“Jezus
ging naar een stad die Naïn heette; zijn leerlingen en een grote mensenmenigte
gingen met hem mee.
Toen
hij de stadspoort naderde, werd er juist een dode uitgedragen, de enige zoon
van een weduwe. Een talrijke menigte mensen uit de stad was bij haar. Toen de
Heer haar zag, kreeg hij medelijden met haar. ‘Huil niet’, zei hij tegen haar.
Hij
liep naar de lijkbaar toe en raakte die aan. De dragers bleven staan en hij
zei: ‘Jongeman, kom overeind, zeg ik je!’
En
de dode ging rechtop zitten en begon te praten, en hij gaf hem aan zijn moeder.
Ontzag
vervulde allen en ze prezen God. Ze zeiden: ‘Een groot profeet is onder ons
opgestaan’, en ‘God heeft naar zijn volk omgezien.’ Dit verhaal over hem
verbreidde zich in heel het Joodse land en de wijde omtrek.”
(Lukas
7,11-17)
Deze tekst wordt
in de katholieke liturgie gelezen op de tiende zondag door het jaar in de
C-cyclus.
In
tegenstelling tot het fragment dat in het Lukasevangelie onmiddellijk aan het
bovenstaande verhaal voorafgaat, treedt in dit korte verhaal niemand als
bemiddelaar op.
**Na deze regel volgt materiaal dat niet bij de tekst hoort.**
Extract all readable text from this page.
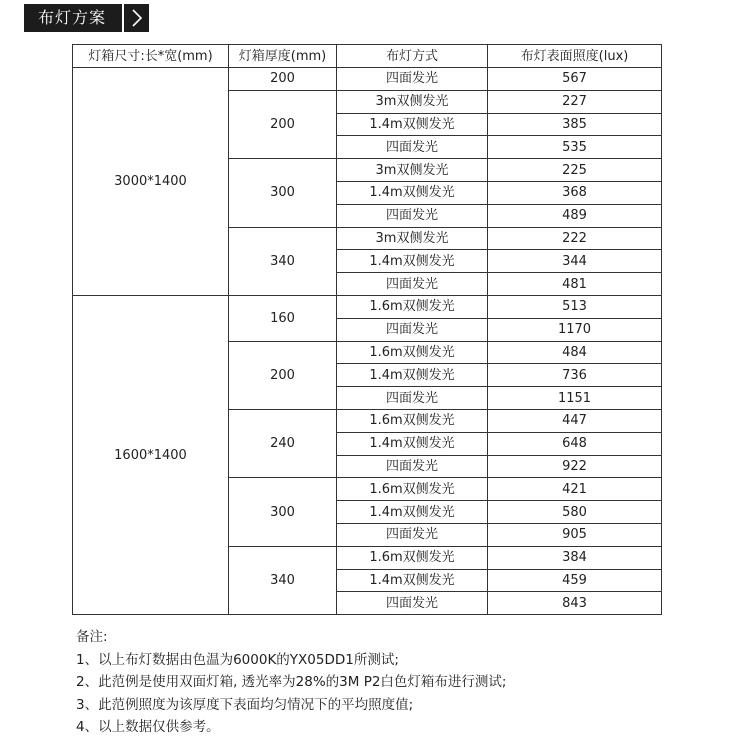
布灯方案
灯箱尺寸:长*宽(mm)	灯箱厚度(mm)	布灯方式	布灯表面照度(lux)
3000*1400	200	四面发光	567
	200	3m双侧发光	227
		1.4m双侧发光	385
		四面发光	535
	300	3m双侧发光	225
		1.4m双侧发光	368
		四面发光	489
	340	3m双侧发光	222
		1.4m双侧发光	344
		四面发光	481
1600*1400	160	1.6m双侧发光	513
		四面发光	1170
	200	1.6m双侧发光	484
		1.4m双侧发光	736
		四面发光	1151
	240	1.6m双侧发光	447
		1.4m双侧发光	648
		四面发光	922
	300	1.6m双侧发光	421
		1.4m双侧发光	580
		四面发光	905
	340	1.6m双侧发光	384
		1.4m双侧发光	459
		四面发光	843
备注:
1、以上布灯数据由色温为6000K的YX05DD1所测试;
2、此范例是使用双面灯箱, 透光率为28%的3M P2白色灯箱布进行测试;
3、此范例照度为该厚度下表面均匀情况下的平均照度值;
4、以上数据仅供参考。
Geen moeder die Jezus komt smeken om haar zoon naar het leven terug
te brengen. Geen omstanders die het voor de moeder opnemen. Wel wordt er veel
medeleven betoond: een ‘talrijke menigte’ vergezelt de moeder op de dodentocht
van haar zoon. Haar lot is vreselijk, want wie zal nu de zorg voor haar
opnemen, nu haar enige kind is gestorven? Misschien was dat niet eens haar
grootste zorg: hoe het nu verder moest met háár. Geen grotere pijn dan die van
een moeder die haar kind moet afstaan, aan een voogd of, nog erger, aan de
Dood.
Ook Jezus
krijgt het te kwaad bij het zien van zo’n grote smart. “Hij kreeg medelijden
met haar”. Ook elders in het evangelie is er expliciet sprake van het
medelijden dat Jezus vervult, met name bij het zien van de grote menigte die ten
koste van alles hem in zijn voetspoor volgt: “Toen hij de menigte zag, werd hij
tot in zijn binnenste door hen geraakt, omdat ze afgemat neerlagen als schapen
zonder herder.” (Matteüs 9,36 – zie ook Markus 6,34).
Ongevraagd
treedt Jezus op de weduwe toe en troost haar. Vervolgens raakt hij de lijkbaar
aan. (Het dode lichaam raakt hij niet aan, omdat de Joodse reinheidswetten dat
niet toelieten). En hij spreekt de levenwekkende woorden: “Jongeman, sta op!”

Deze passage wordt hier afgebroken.